NASHVILLE, Tenn. (WKRN) — A group of Tennessee lawmakers took a look Thursday at the use of emergency powers by Governor Bill Lee. It comes after dozens of executive orders from the governor since March because of COVID-19.
The Senate and House speakers convened a committee to see if any laws need changing concerning the governor’s emergency powers.
One of the co-chairs of the group said you can’t make changes at the moment.
“I will submit to you that we will have a much better picture of the needed adjustments granting authority to governor in 18 months than what we do now,” said Senator Ferrell Haile of Sumner County in his opening statement.
While the committee began with what it plans to do, there were also words about what it won’t be doing.
“We can talk about football, masks, schools, and all that, that is a discussion for a time,” said House co-chair Rep. Jason Zachary, “But this is not that time.”
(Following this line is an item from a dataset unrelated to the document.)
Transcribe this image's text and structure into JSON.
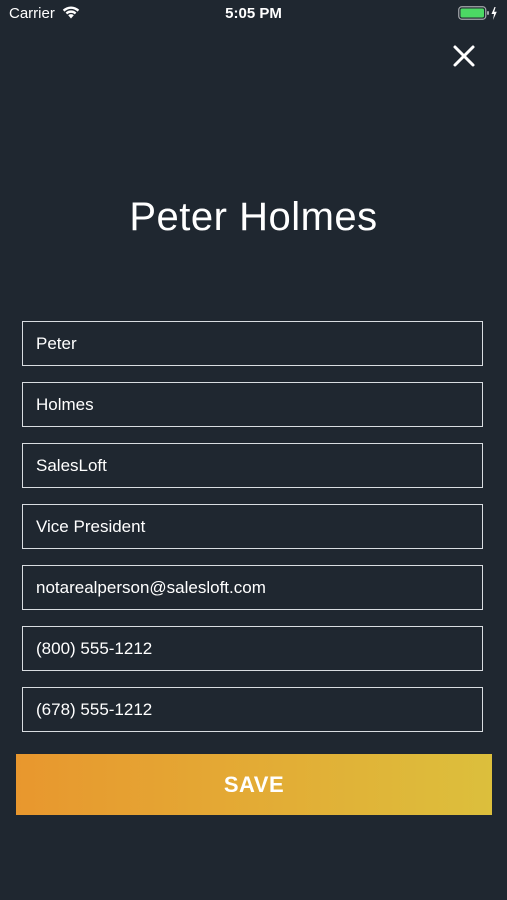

The legislators called on a retired state supreme court justice and Nashville law school dean for his opinion on the governor’s emergency power.
“I have read his executive orders, and while you have not asked me my opinion, I am going to give it to you,” said William Koch. “And that is his executive orders are entirely consistent with the inherent power in his office and the power you granted him.”
Lawmakers asked him about their role in the governor’s emergency powers.
“You have given him a blank check,” said Koch, “If you are facing an emergency as defined in the statute, we are giving him broad powers to address that.”
The group plans two more meetings and a report when lawmakers begin their next session in January.
Governor Lee’s legal counsel is expected to testify the next legislative hearing on emergency powers scheduled in two weeks.